Generasi Muda yang gagal dalam menjalani proses-proses perkembangan jiwanya, baik pada saat remaja maupun pada masa kanak-kanaknya akan mempengaruhi tahapan kehidupan selanjutnya. Masa pendewasaan yang berlangsung begitu singkat, dengan perkembangan fisik, psikis, dan emosi yang begitu cepat tak pelak menjadi suatu permasalahan sosial. Namun kekhawatiran akan kegagalan mencapai identitas peran dan lemahnya kontrol diri bisa dicegah atau diatasi dengan prinsip keteladanan. Remaja harus bisa mendapatkan sebanyak mungkin figur orang-orang dewasa yang telah melampaui masa remajanya dengan baik juga mereka yang berhasil memperbaiki diri setelah sebelumnya gagal pada fase ini. Maka pendidikan formal maupun non-formal turut bertanggungjawab mengkonstruk kepribadian remaja, setidaknya, harus mengetahui bahwa segala sesuatu membutuhkan perjuangan. Proses yang akan membentuk makna dan kematangan kepribadian seseorang. Perbedaan-perbedaan antargenerasi seperti itu, harus dipahami masyarakat. Kaum intelektual, tokoh masyarakat, maupun stakeholder lain menjadi sumber daya manusia untuk menanggulangi dengan langkah yang tepat dan mengakomodasi kebutuhan itu.

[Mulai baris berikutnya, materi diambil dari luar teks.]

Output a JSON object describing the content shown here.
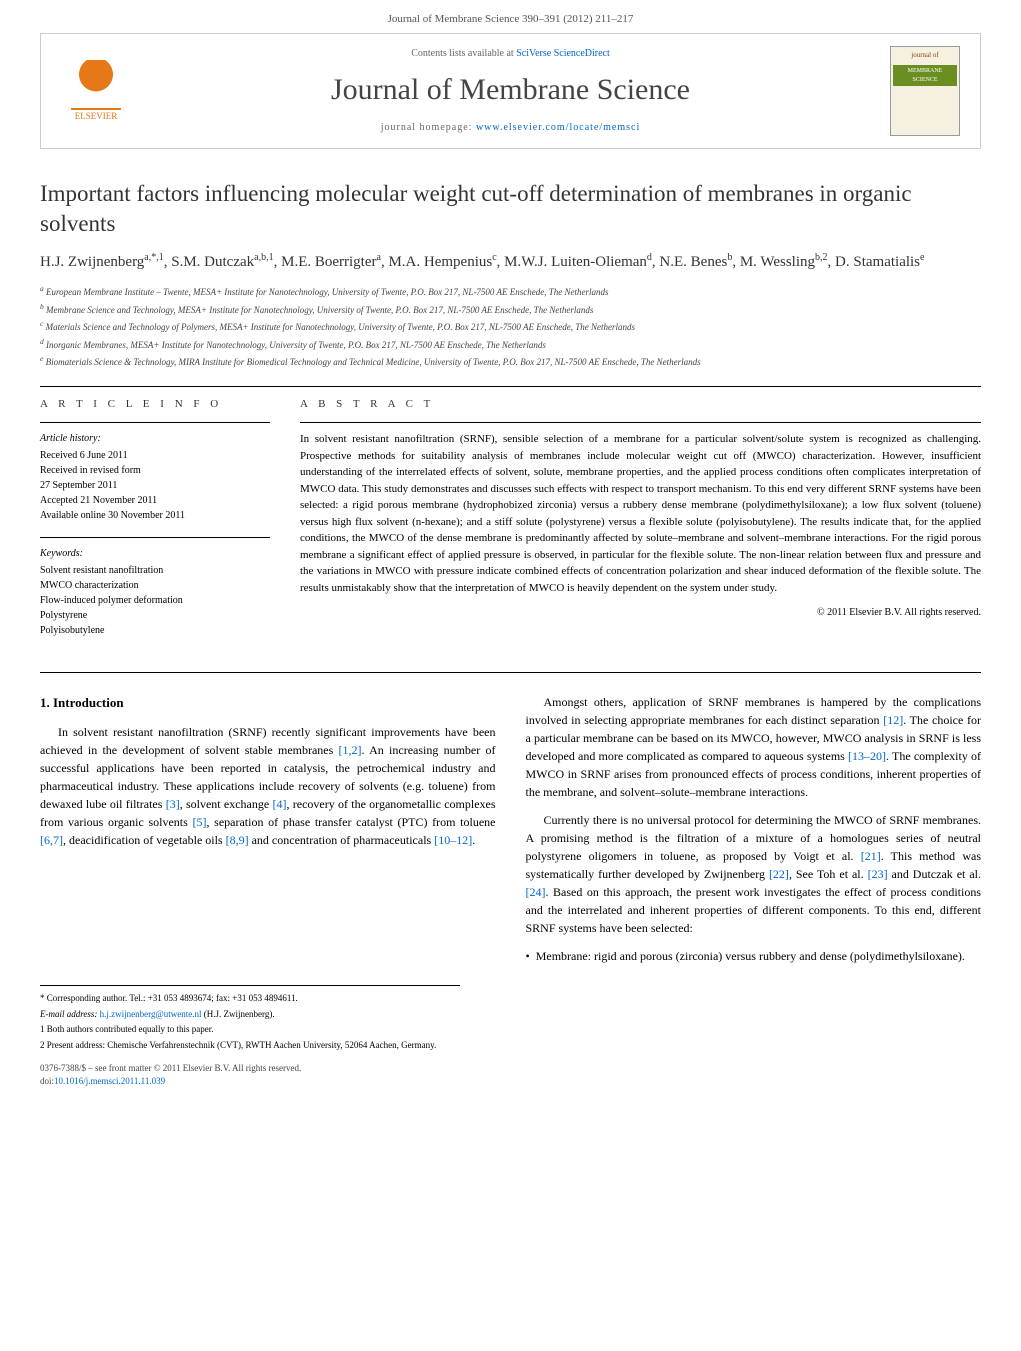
{
  "page_header": "Journal of Membrane Science 390–391 (2012) 211–217",
  "header_box": {
    "elsevier_label": "ELSEVIER",
    "contents_prefix": "Contents lists available at ",
    "contents_link": "SciVerse ScienceDirect",
    "journal_name": "Journal of Membrane Science",
    "homepage_prefix": "journal homepage: ",
    "homepage_link": "www.elsevier.com/locate/memsci",
    "cover_top": "journal of",
    "cover_title": "MEMBRANE SCIENCE"
  },
  "title": "Important factors influencing molecular weight cut-off determination of membranes in organic solvents",
  "authors_html": "H.J. Zwijnenberg<sup>a,*,1</sup>, S.M. Dutczak<sup>a,b,1</sup>, M.E. Boerrigter<sup>a</sup>, M.A. Hempenius<sup>c</sup>, M.W.J. Luiten-Olieman<sup>d</sup>, N.E. Benes<sup>b</sup>, M. Wessling<sup>b,2</sup>, D. Stamatialis<sup>e</sup>",
  "affiliations": [
    "a European Membrane Institute – Twente, MESA+ Institute for Nanotechnology, University of Twente, P.O. Box 217, NL-7500 AE Enschede, The Netherlands",
    "b Membrane Science and Technology, MESA+ Institute for Nanotechnology, University of Twente, P.O. Box 217, NL-7500 AE Enschede, The Netherlands",
    "c Materials Science and Technology of Polymers, MESA+ Institute for Nanotechnology, University of Twente, P.O. Box 217, NL-7500 AE Enschede, The Netherlands",
    "d Inorganic Membranes, MESA+ Institute for Nanotechnology, University of Twente, P.O. Box 217, NL-7500 AE Enschede, The Netherlands",
    "e Biomaterials Science & Technology, MIRA Institute for Biomedical Technology and Technical Medicine, University of Twente, P.O. Box 217, NL-7500 AE Enschede, The Netherlands"
  ],
  "article_info": {
    "label": "A R T I C L E   I N F O",
    "history_heading": "Article history:",
    "history": [
      "Received 6 June 2011",
      "Received in revised form",
      "27 September 2011",
      "Accepted 21 November 2011",
      "Available online 30 November 2011"
    ],
    "keywords_heading": "Keywords:",
    "keywords": [
      "Solvent resistant nanofiltration",
      "MWCO characterization",
      "Flow-induced polymer deformation",
      "Polystyrene",
      "Polyisobutylene"
    ]
  },
  "abstract": {
    "label": "A B S T R A C T",
    "text": "In solvent resistant nanofiltration (SRNF), sensible selection of a membrane for a particular solvent/solute system is recognized as challenging. Prospective methods for suitability analysis of membranes include molecular weight cut off (MWCO) characterization. However, insufficient understanding of the interrelated effects of solvent, solute, membrane properties, and the applied process conditions often complicates interpretation of MWCO data. This study demonstrates and discusses such effects with respect to transport mechanism. To this end very different SRNF systems have been selected: a rigid porous membrane (hydrophobized zirconia) versus a rubbery dense membrane (polydimethylsiloxane); a low flux solvent (toluene) versus high flux solvent (n-hexane); and a stiff solute (polystyrene) versus a flexible solute (polyisobutylene). The results indicate that, for the applied conditions, the MWCO of the dense membrane is predominantly affected by solute–membrane and solvent–membrane interactions. For the rigid porous membrane a significant effect of applied pressure is observed, in particular for the flexible solute. The non-linear relation between flux and pressure and the variations in MWCO with pressure indicate combined effects of concentration polarization and shear induced deformation of the flexible solute. The results unmistakably show that the interpretation of MWCO is heavily dependent on the system under study.",
    "copyright": "© 2011 Elsevier B.V. All rights reserved."
  },
  "intro": {
    "heading": "1. Introduction",
    "para1_pre": "In solvent resistant nanofiltration (SRNF) recently significant improvements have been achieved in the development of solvent stable membranes ",
    "ref1": "[1,2]",
    "para1_mid1": ". An increasing number of successful applications have been reported in catalysis, the petrochemical industry and pharmaceutical industry. These applications include recovery of solvents (e.g. toluene) from dewaxed lube oil filtrates ",
    "ref2": "[3]",
    "para1_mid2": ", solvent exchange ",
    "ref3": "[4]",
    "para1_mid3": ", recovery of the organometallic complexes from various organic solvents ",
    "ref4": "[5]",
    "para1_mid4": ", separation of phase transfer catalyst (PTC) from toluene ",
    "ref5": "[6,7]",
    "para1_mid5": ", deacidification of vegetable oils ",
    "ref6": "[8,9]",
    "para1_mid6": " and concentration of pharmaceuticals ",
    "ref7": "[10–12]",
    "para1_end": ".",
    "para2_pre": "Amongst others, application of SRNF membranes is hampered by the complications involved in selecting appropriate membranes for each distinct separation ",
    "ref8": "[12]",
    "para2_mid1": ". The choice for a particular membrane can be based on its MWCO, however, MWCO analysis in SRNF is less developed and more complicated as compared to aqueous systems ",
    "ref9": "[13–20]",
    "para2_end": ". The complexity of MWCO in SRNF arises from pronounced effects of process conditions, inherent properties of the membrane, and solvent–solute–membrane interactions.",
    "para3_pre": "Currently there is no universal protocol for determining the MWCO of SRNF membranes. A promising method is the filtration of a mixture of a homologues series of neutral polystyrene oligomers in toluene, as proposed by Voigt et al. ",
    "ref10": "[21]",
    "para3_mid1": ". This method was systematically further developed by Zwijnenberg ",
    "ref11": "[22]",
    "para3_mid2": ", See Toh et al. ",
    "ref12": "[23]",
    "para3_mid3": " and Dutczak et al. ",
    "ref13": "[24]",
    "para3_end": ". Based on this approach, the present work investigates the effect of process conditions and the interrelated and inherent properties of different components. To this end, different SRNF systems have been selected:",
    "bullet": "Membrane: rigid and porous (zirconia) versus rubbery and dense (polydimethylsiloxane)."
  },
  "footnotes": {
    "corr": "* Corresponding author. Tel.: +31 053 4893674; fax: +31 053 4894611.",
    "email_label": "E-mail address: ",
    "email": "h.j.zwijnenberg@utwente.nl",
    "email_suffix": " (H.J. Zwijnenberg).",
    "fn1": "1 Both authors contributed equally to this paper.",
    "fn2": "2 Present address: Chemische Verfahrenstechnik (CVT), RWTH Aachen University, 52064 Aachen, Germany."
  },
  "footer": {
    "line1": "0376-7388/$ – see front matter © 2011 Elsevier B.V. All rights reserved.",
    "doi_label": "doi:",
    "doi": "10.1016/j.memsci.2011.11.039"
  },
  "colors": {
    "link": "#0066cc",
    "elsevier": "#e67817",
    "text": "#000000",
    "muted": "#666666"
  }
}
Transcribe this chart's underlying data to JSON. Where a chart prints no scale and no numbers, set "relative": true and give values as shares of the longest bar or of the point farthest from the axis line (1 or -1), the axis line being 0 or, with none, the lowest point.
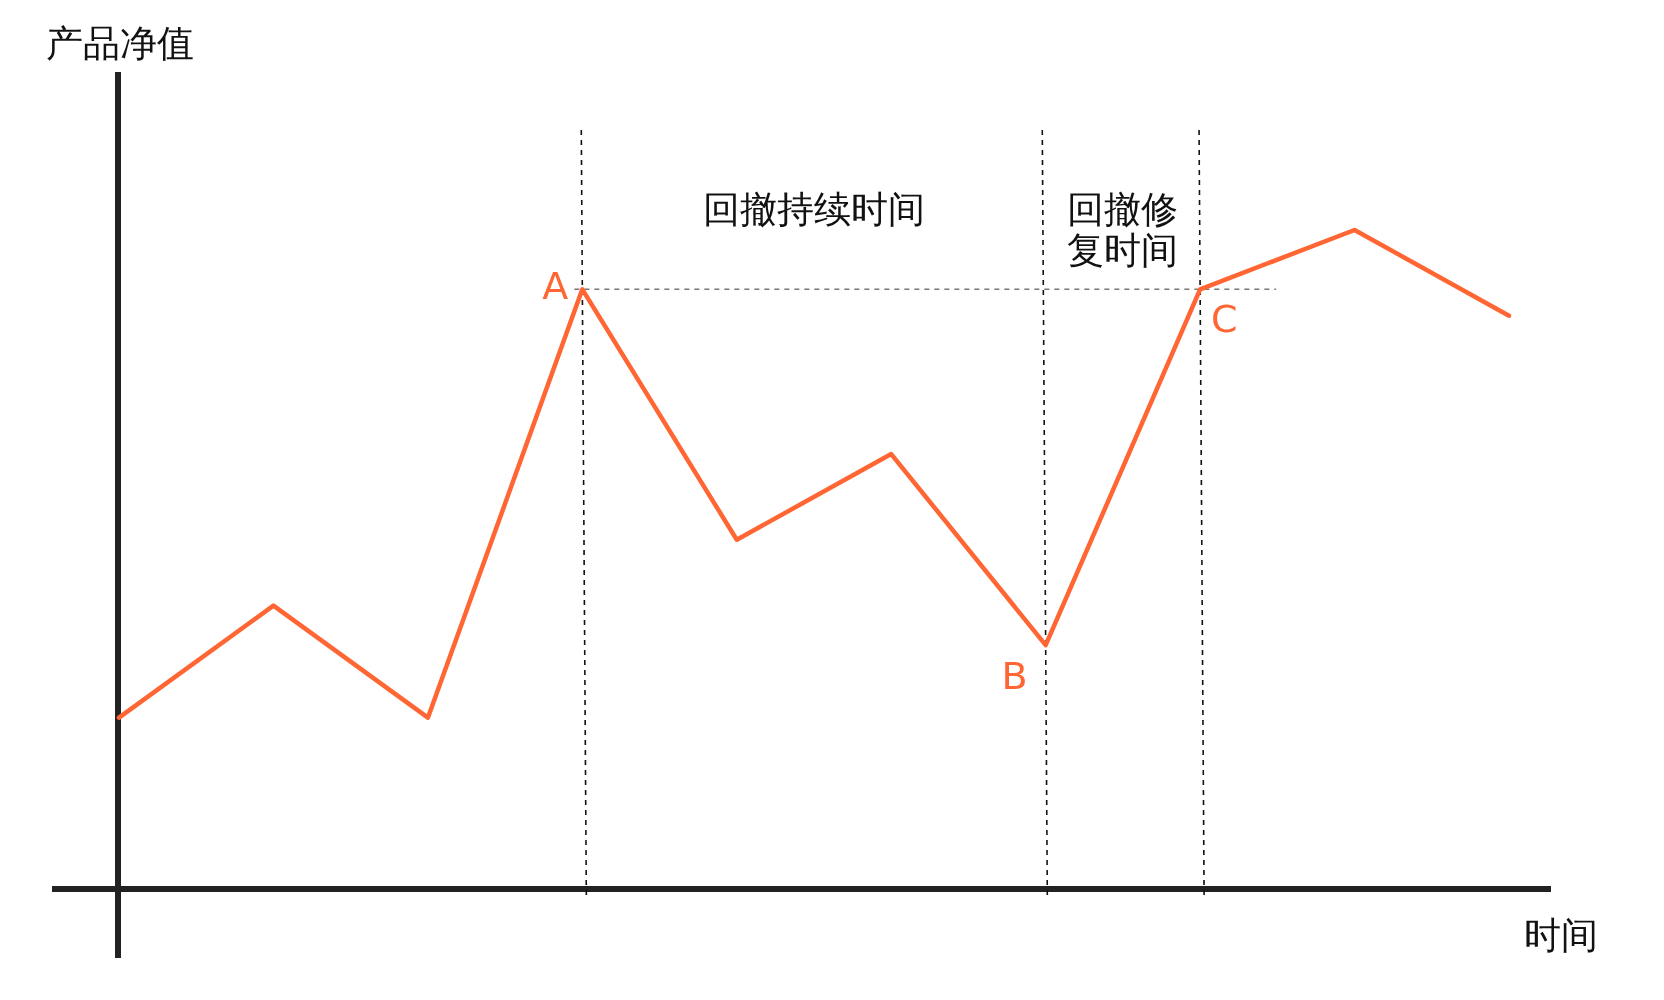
{
  "chart_data": {
    "type": "line",
    "relative": true,
    "ylabel": "产品净值",
    "xlabel": "时间",
    "categories": [
      null,
      null,
      null,
      null,
      null,
      null,
      null,
      null,
      null,
      null
    ],
    "series": [
      {
        "color": "#ff6633",
        "values": [
          0.26,
          0.43,
          0.26,
          0.91,
          0.53,
          0.66,
          0.37,
          0.91,
          1,
          0.87
        ]
      }
    ],
    "ref_lines": [
      {
        "axis": "y",
        "value": 0.91,
        "color": "#777777",
        "line_style": "dashed"
      }
    ],
    "annotations": [
      "A",
      "B",
      "C",
      "回撤持续时间",
      "回撤修复时间"
    ]
  }
}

Pada akhirnya diperlukan sarana untuk melaksanakan pengendalian sosial seperti teguran, hukuman, pendidikan formal informal, penanaman nilai agama yang kuat. Jangan harap Generasi Z bisa duduk anteng seperti orang-orang tua di sudut ruang yang kariernya segera mandek. Generasi muda sangat peduli pada kenaikan jenjang, kemajuan zaman dan percepatan. Yang bisa dilakukan ditengah ‘kebingungan’ yang menyelimuti kita saat ini adalah memelihara akal sehat kita masing-masing sembari menghilangkan sikap abai terhadap sesama. It’s ours dilemma!
*Mahasiswi Pascasarjana Pendidikan Matematika Universitas Bengkulu.